We’re Still Terrible at Passwords, Confirms New Research
by The Production Team

Poor password management making it easy for cyber-attackers to access corporate systems

 

Although passwords are amongst the most important lines of defence against nefarious cyber-attackers seeking access to online accounts or corporate networks, password health continues to be poor, leaving corporate systems vulnerable to opportunistic attackers.

That’s one of the key findings according to a new research report released today by Rapid7, titled ‘Good Passwords for Bad Bots’. Attackers are simply taking advantage of weak password management to gain access to corporate systems via two of the most popular protocols used for remote administration, Secure Shell (SSH) and Remote Desktop (RDP).

With the increasing adoption of both remote work and cloud infrastructures, the number of people accessing corporate information systems across the internet has skyrocketed. Many of these systems leverage RDP and SSH for interaction and management. As a result, the ‘walled garden’ approach that once allowed companies to secure their perimeters and force employees to work only on corporate networks has faded, and the number of untrusted networks they use to connect from has jumped.

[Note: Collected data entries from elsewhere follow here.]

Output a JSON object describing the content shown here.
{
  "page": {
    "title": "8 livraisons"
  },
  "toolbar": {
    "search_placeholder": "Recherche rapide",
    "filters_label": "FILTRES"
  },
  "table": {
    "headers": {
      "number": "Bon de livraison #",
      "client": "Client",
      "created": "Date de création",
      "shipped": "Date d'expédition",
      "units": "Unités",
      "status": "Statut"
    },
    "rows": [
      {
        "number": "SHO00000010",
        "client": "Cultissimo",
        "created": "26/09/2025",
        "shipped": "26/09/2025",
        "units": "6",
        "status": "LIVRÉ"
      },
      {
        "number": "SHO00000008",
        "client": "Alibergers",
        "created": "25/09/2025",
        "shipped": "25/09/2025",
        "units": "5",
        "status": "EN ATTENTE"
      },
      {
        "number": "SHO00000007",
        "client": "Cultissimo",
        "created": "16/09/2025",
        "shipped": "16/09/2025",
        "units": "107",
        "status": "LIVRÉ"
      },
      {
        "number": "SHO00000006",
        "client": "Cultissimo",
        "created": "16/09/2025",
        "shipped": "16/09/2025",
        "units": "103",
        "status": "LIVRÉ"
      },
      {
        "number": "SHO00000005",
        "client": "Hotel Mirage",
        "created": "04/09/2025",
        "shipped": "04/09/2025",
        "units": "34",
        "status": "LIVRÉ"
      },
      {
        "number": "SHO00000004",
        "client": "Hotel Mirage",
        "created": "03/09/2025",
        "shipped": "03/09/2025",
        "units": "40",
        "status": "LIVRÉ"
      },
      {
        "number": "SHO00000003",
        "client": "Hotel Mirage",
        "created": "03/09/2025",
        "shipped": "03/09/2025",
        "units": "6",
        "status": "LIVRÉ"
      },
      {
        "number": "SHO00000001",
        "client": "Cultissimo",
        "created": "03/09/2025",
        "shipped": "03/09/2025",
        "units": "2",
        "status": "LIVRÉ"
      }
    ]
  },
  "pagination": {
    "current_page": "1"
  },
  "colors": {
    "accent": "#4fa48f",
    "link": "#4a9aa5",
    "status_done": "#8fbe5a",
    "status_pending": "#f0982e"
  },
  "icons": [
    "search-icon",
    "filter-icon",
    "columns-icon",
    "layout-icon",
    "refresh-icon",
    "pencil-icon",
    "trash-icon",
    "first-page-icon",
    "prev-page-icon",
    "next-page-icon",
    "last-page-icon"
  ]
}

This new report is part of Rapid7’s series of research papers that analyse the behaviour of attackers in a risk-free environment in order to study them, with the findings shared to help prepare organisations for the types of cyberattacks they can expect to see in the real world.

“What we found in this research in many ways confirmed our assumptions that attackers aren’t “cracking” passwords on the internet and that despite the much-publicised risks and threats, we still collectively stink at password management,” says Tod Beardsley, Director of Research at Rapid7.

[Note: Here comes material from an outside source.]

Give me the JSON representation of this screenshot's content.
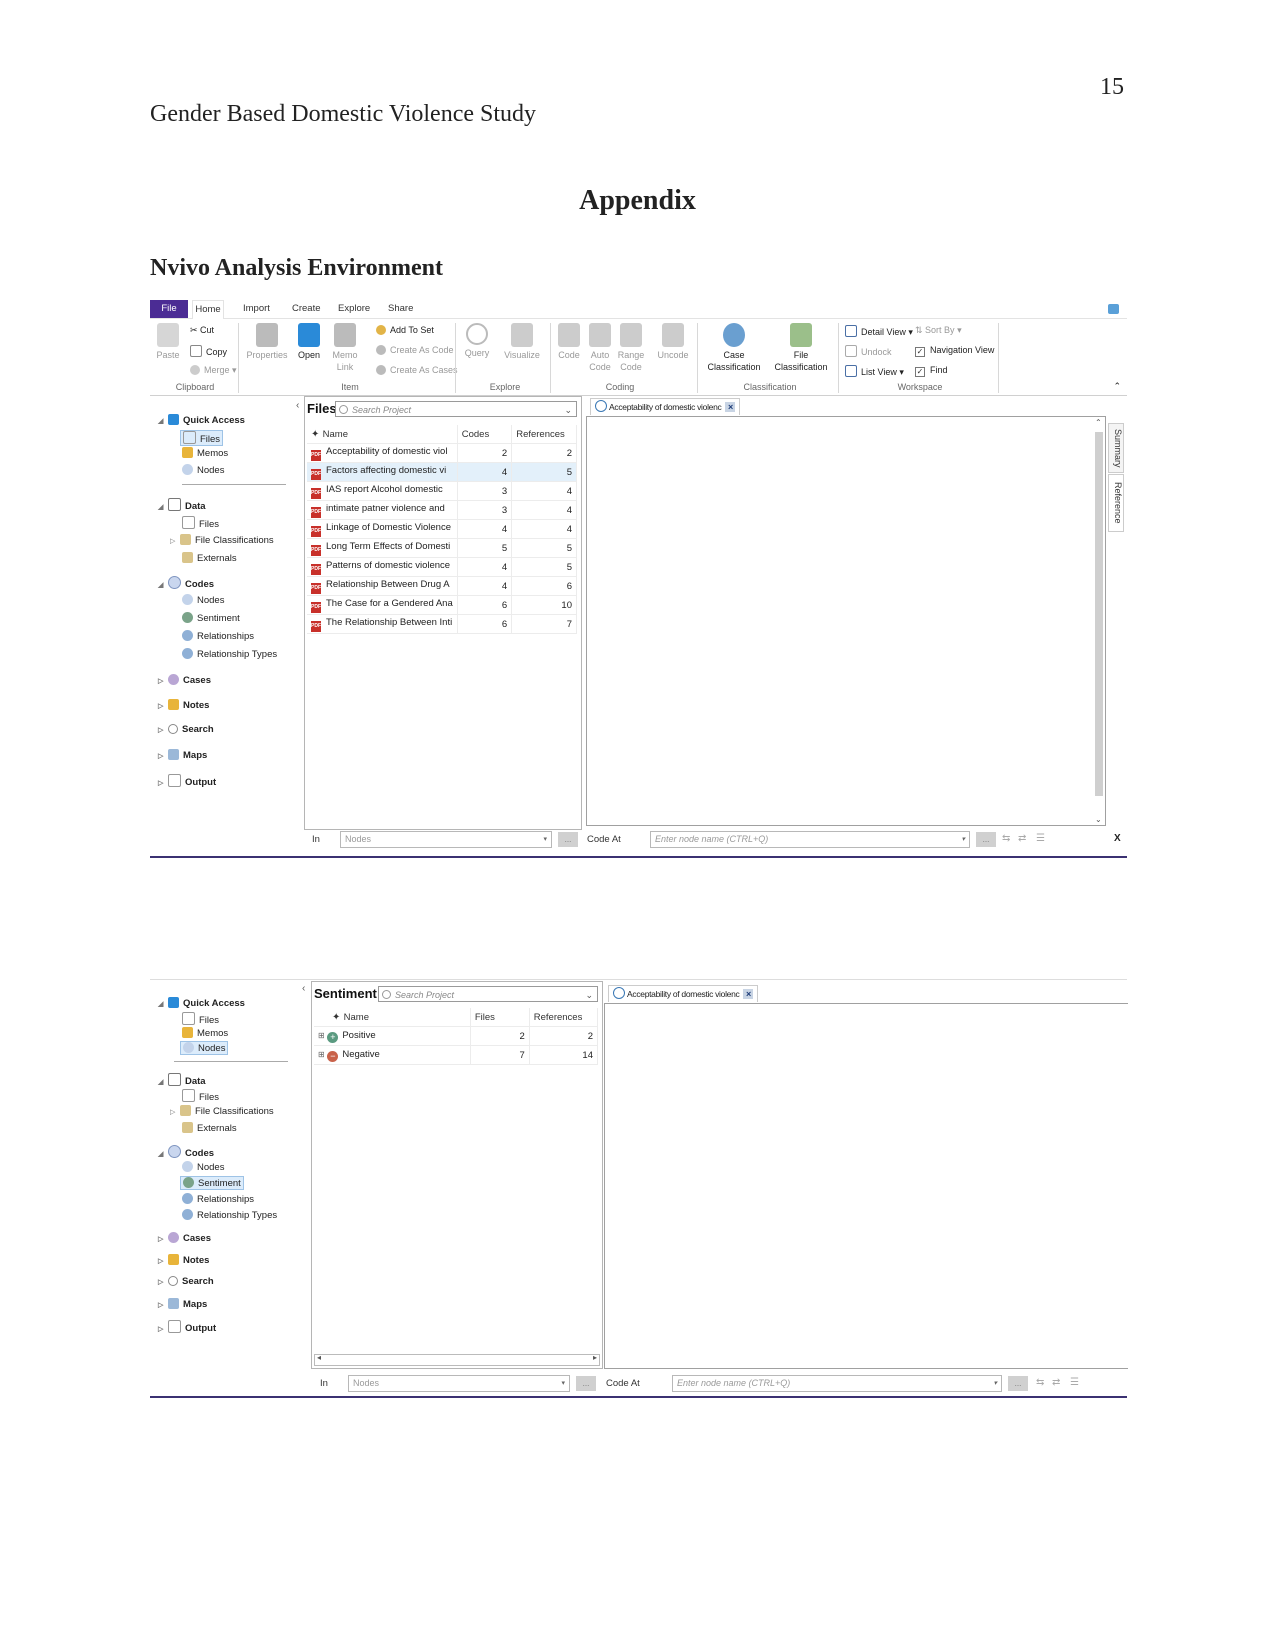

For this report, Rapid7 used its network of honeypots (a few hundred of them) to monitor SSH and RDP login attempts. After looking at authentication attempts (as opposed to vulnerability exploit attempts, low-touch scans, etc), Rapid7 found 512,002 unique passwords were attempted to be used by attackers. From here, the researchers turned to the rockyou2021.txt list to determine how many of those passwords existed in this industry-standard list of exposed passwords.

“Prepare to be shocked: nearly all of them were,” adds Beardsley. “In fact, we found that just 14 of the passwords being brute-forced into our honeypots were NOT part of the rockyou2021.txt file, and we think those were likely errors as they included a string of the honeypots’ IP addresses in them.”

There are approximately 8.4 billion passwords on the rockyou2021.txt file and Rapid7 found less than half a million in its honeypots. Rapid7 says what’s more likely to happen is attackers still rely on the human connection to security infrastructure, which is notoriously one of the weakest links in the chain.

Social engineering tactics, like phishing for passwords and credential stuffing, are still stronger ways for attackers to gain access to passwords than cracking them automatically,” says Erick Galinkin, Principal Artificial Intelligence Researcher at Rapid7.

“What this tells us in practicality is that it’s not terribly hard to avoid this class of attack. In fact, some of the most attacked credentials were ones that should make any internet-literate person facepalm hard.”

Rapid7 found the three most popular usernames for RDP were “administrator,” “user,” and “admin.”, and the three most common passwords were “root,” “admin,” and “nproc.”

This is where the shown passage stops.